Pero en Venecia lo que uno debe hacer principalmente es callejear, perderse en su enrevesado entramado, siempre con los sentidos bien dispuestos y hasta el agotamiento, porque la característica que mejor define a esta ciudad es ese continuo de canales y callejas dispuestos como el más intrincado laberinto ideado por Borges. Los laberintos venecianos se convierten en la alegórica y desesperada búsqueda de la sensualidad y la belleza encarnada por Tadzio en La muerte en Venecia de Thomas Mann: “Una tarde, siguiendo las huellas del hermoso, se perdió en el dédalo interior de la ciudad enferma. Incapaz de orientarse, pues las callejuelas, canales, puentes y plazuelas de aquel laberinto se parecían demasiado entre sí, incapaz de determinar siquiera los puntos cardinales, sólo cuidaba de no perder de vista la figura que tan ansiosamente perseguía; y viéndose obligado a tomar ignominiosas precauciones , como era avanzar pegado a las paredes u ocultarse detrás de los transeúntes, tardó mucho en advertir la fatiga, el agotamiento que su deseo y la tensión continua habían provocado en su cuerpo y en su espíritu”.

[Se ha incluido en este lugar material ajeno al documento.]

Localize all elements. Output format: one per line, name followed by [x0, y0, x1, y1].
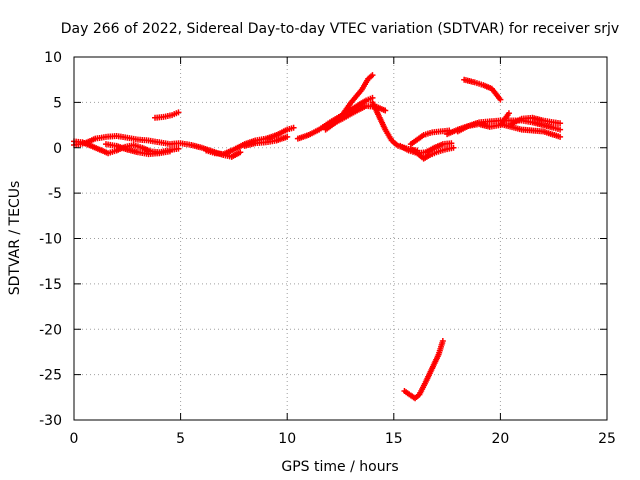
grid: [74, 57, 607, 420]
series-t20: [401, 338, 446, 402]
data-point: [382, 107, 389, 114]
data-point: [166, 148, 173, 155]
y-tick-label: 5: [53, 95, 62, 111]
series-t16: [454, 110, 512, 135]
series-t10: [326, 103, 389, 129]
series-t18: [497, 121, 564, 140]
x-axis-label: GPS time / hours: [281, 459, 398, 475]
data-point: [557, 133, 564, 140]
data-point: [497, 96, 504, 103]
x-tick-label: 25: [598, 431, 616, 447]
series-t7: [241, 133, 291, 149]
series-t8: [294, 94, 376, 142]
y-tick-label: -20: [39, 322, 62, 338]
data-point: [557, 126, 564, 133]
y-tick-label: -30: [39, 413, 62, 429]
x-tick-label: 0: [70, 431, 79, 447]
y-tick-label: -15: [39, 277, 62, 293]
y-tick-label: 0: [53, 141, 62, 157]
data-point: [505, 110, 512, 117]
data-point: [237, 149, 244, 156]
series-layer: [71, 72, 564, 402]
y-tick-label: -5: [48, 186, 62, 202]
data-point: [557, 120, 564, 127]
chart-title: Day 266 of 2022, Sidereal Day-to-day VTE…: [61, 21, 619, 37]
data-point: [439, 338, 446, 345]
data-point: [175, 109, 182, 116]
series-t19: [461, 76, 504, 103]
data-point: [175, 145, 182, 152]
series-t14: [407, 127, 453, 148]
series-t17: [508, 114, 564, 128]
plot-frame: [73, 56, 608, 421]
series-t12: [397, 140, 455, 157]
x-tick-label: 20: [491, 431, 509, 447]
data-point: [450, 144, 457, 151]
series-t13: [407, 144, 457, 162]
y-axis-label: SDTVAR / TECUs: [7, 181, 23, 296]
data-point: [284, 133, 291, 140]
ticks: 0 5 10 15 20 25 10 5 0 -5 -10 -15 -20 -25 -30: [39, 50, 616, 447]
x-tick-label: 15: [385, 431, 403, 447]
y-tick-label: -10: [39, 232, 62, 248]
series-t4: [152, 109, 182, 121]
x-tick-label: 5: [176, 431, 185, 447]
y-tick-label: -25: [39, 368, 62, 384]
x-tick-label: 10: [278, 431, 296, 447]
series-t3: [102, 141, 173, 158]
y-tick-label: 10: [44, 50, 62, 66]
data-point: [290, 124, 297, 131]
data-point: [369, 72, 376, 79]
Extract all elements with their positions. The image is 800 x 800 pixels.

Y es que allí donde la Commedia dell’arte floreció, donde el carnaval embellece a sus gentes entre máscaras misteriosas, burlescas o grotescas o donde la góndola se convierte en el sigiloso vehículo que permite a Venecia ser una ciudad única por su silente cautela, allí también se abre una ciudad ideal para los más pequeños, capaz de obsequiarles con historias tan maravillosas como Los gondoleros silenciosos de William Goldman que permiten atraparlos en su inabordable misterio. Es probable que pocos hayan percibido la belleza como la pudieron sentir los antiguos Dux venecianos apostados junto a los ventanales de su admirable palacio, observando el incomparable marco ofrecido por el gran canal y la laguna y constatando que el poder, oscuro como evidencian las mazmorras que ocultaban ese esplendor en el subsuelo del palacio, puede no estar reñido con la serena hermosura veneciana.